BY Deena M. Amato-McCoy

Strong digital growth was once again offset by declining store sales during Bed Bath & Beyond’s second quarter.

The home goods retailer reported net earnings of $48.6 million, or 36 cents a share, for the quarter. Analysts had expected earnings of 50 cents per share. Net earnings for the year-ago period were from $94.2 million, or 67 cents per share.

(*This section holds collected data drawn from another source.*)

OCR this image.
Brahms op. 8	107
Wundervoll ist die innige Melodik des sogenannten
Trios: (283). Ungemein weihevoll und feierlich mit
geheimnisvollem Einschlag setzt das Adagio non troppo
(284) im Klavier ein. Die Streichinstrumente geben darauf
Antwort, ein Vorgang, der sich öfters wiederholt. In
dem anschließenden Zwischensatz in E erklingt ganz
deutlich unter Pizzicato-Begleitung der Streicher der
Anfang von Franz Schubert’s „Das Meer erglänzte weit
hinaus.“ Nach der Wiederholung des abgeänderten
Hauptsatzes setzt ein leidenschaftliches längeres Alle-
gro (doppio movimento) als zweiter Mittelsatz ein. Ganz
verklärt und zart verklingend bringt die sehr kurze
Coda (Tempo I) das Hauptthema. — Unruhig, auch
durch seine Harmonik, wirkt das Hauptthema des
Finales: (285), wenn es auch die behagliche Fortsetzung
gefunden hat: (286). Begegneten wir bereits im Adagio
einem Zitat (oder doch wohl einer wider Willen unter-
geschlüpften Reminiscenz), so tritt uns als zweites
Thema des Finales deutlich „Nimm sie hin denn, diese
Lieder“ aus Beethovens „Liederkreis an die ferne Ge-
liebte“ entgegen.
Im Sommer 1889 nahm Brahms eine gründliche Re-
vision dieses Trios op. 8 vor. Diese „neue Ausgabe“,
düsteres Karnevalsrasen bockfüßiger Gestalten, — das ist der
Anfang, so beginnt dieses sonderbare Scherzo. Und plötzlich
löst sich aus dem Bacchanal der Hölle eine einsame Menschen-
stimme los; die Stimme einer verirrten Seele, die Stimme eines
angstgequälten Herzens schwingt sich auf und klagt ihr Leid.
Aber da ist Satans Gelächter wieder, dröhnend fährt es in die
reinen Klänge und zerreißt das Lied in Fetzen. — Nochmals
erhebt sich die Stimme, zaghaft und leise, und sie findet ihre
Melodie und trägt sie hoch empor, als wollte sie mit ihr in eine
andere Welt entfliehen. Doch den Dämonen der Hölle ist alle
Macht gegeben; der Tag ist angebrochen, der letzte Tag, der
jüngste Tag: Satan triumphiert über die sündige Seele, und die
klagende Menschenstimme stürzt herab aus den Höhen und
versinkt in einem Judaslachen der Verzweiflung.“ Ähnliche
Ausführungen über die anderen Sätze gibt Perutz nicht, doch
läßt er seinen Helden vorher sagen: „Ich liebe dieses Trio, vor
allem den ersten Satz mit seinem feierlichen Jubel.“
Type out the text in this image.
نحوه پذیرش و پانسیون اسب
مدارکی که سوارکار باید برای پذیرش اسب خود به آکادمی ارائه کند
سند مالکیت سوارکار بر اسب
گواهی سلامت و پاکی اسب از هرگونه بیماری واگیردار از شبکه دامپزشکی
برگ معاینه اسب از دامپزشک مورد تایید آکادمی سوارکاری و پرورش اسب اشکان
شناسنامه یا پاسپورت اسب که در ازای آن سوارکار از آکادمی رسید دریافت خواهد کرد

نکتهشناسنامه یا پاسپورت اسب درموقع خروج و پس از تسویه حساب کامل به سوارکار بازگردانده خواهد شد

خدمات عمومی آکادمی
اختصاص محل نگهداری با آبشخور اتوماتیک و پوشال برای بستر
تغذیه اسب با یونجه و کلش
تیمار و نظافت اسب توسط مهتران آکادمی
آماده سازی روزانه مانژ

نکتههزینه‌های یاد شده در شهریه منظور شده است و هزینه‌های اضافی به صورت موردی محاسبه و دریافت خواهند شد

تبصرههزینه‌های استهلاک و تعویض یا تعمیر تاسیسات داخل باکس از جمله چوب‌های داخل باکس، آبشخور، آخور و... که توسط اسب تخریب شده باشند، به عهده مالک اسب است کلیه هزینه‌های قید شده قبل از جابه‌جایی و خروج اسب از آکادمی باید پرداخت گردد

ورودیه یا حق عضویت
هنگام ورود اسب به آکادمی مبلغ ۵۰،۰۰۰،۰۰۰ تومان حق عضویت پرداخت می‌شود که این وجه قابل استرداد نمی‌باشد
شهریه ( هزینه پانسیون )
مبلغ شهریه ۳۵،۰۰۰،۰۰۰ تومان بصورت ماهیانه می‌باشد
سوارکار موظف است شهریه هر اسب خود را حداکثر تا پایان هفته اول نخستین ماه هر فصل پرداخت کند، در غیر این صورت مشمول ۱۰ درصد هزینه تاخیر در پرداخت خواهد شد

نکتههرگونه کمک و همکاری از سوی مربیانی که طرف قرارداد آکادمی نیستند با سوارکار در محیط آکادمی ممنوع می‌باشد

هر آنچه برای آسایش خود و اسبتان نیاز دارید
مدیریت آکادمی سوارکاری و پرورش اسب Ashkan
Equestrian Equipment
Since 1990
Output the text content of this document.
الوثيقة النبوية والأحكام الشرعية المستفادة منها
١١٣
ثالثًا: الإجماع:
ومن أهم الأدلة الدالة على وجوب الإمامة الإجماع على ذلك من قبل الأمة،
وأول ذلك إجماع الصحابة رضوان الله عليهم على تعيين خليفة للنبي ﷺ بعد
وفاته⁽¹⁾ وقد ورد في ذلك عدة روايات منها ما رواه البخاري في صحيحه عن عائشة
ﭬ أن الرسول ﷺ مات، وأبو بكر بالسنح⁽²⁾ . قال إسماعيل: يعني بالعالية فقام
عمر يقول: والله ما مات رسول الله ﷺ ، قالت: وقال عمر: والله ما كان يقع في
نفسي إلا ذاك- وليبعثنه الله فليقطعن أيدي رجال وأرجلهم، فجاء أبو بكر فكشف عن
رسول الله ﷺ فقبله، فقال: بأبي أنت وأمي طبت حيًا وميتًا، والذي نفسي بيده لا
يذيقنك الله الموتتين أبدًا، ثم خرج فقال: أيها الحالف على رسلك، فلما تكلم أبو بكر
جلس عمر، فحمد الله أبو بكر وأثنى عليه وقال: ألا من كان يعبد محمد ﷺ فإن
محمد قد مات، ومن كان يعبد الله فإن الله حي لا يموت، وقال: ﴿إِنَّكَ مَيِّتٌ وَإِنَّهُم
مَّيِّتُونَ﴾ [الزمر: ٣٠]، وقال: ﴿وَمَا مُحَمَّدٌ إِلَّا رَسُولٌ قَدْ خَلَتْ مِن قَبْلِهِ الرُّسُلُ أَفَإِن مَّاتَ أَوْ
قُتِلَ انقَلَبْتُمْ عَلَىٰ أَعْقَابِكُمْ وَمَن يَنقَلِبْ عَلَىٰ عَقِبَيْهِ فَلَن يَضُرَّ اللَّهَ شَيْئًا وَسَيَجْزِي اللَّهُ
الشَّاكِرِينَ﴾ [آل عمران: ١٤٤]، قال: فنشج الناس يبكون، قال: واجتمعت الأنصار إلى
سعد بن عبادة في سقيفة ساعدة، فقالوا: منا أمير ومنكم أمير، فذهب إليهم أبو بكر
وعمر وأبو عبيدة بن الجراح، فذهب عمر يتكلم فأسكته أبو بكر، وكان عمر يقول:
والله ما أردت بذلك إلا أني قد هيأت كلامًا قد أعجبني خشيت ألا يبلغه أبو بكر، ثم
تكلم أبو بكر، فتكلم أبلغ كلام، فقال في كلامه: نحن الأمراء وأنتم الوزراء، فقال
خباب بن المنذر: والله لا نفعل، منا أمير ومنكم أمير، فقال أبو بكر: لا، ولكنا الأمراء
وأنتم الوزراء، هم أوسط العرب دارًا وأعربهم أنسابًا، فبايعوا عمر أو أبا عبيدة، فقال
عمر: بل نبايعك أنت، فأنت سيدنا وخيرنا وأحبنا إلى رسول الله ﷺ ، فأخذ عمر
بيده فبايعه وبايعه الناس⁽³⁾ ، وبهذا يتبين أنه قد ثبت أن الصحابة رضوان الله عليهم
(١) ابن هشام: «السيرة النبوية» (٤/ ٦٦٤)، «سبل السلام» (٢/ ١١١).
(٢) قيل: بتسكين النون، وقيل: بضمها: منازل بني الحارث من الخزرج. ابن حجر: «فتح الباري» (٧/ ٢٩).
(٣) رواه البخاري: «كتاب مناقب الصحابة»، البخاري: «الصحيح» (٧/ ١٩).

Net sales were approximately $2.9 billion. In addition to being flat compared to the prior year, they fell just below analysts’ expectations of $2.96 billion. Same-store sales fell 0.6%, despite strong sales growth from the company’s digital channels. Sales from stores declined in the mid-single-digit percentage range.

During the fiscal second quarter, the company opened one Bed Bath & Beyond store and two World Market stores.

As of September 1, 2018, the company had a total of 1,560 stores, including 1,018 Bed Bath & Beyond stores in all 50 states, the District of Columbia, Puerto Rico and Canada; 281 stores under the names of World Market, Cost Plus World Market or Cost Plus; 121 buybuy Baby stores; 83 stores under the names Christmas Tree Shops, Christmas Tree Shops andThat! or andThat!, and 57 stores under the names Harmon, Harmon Face Values or Face Values.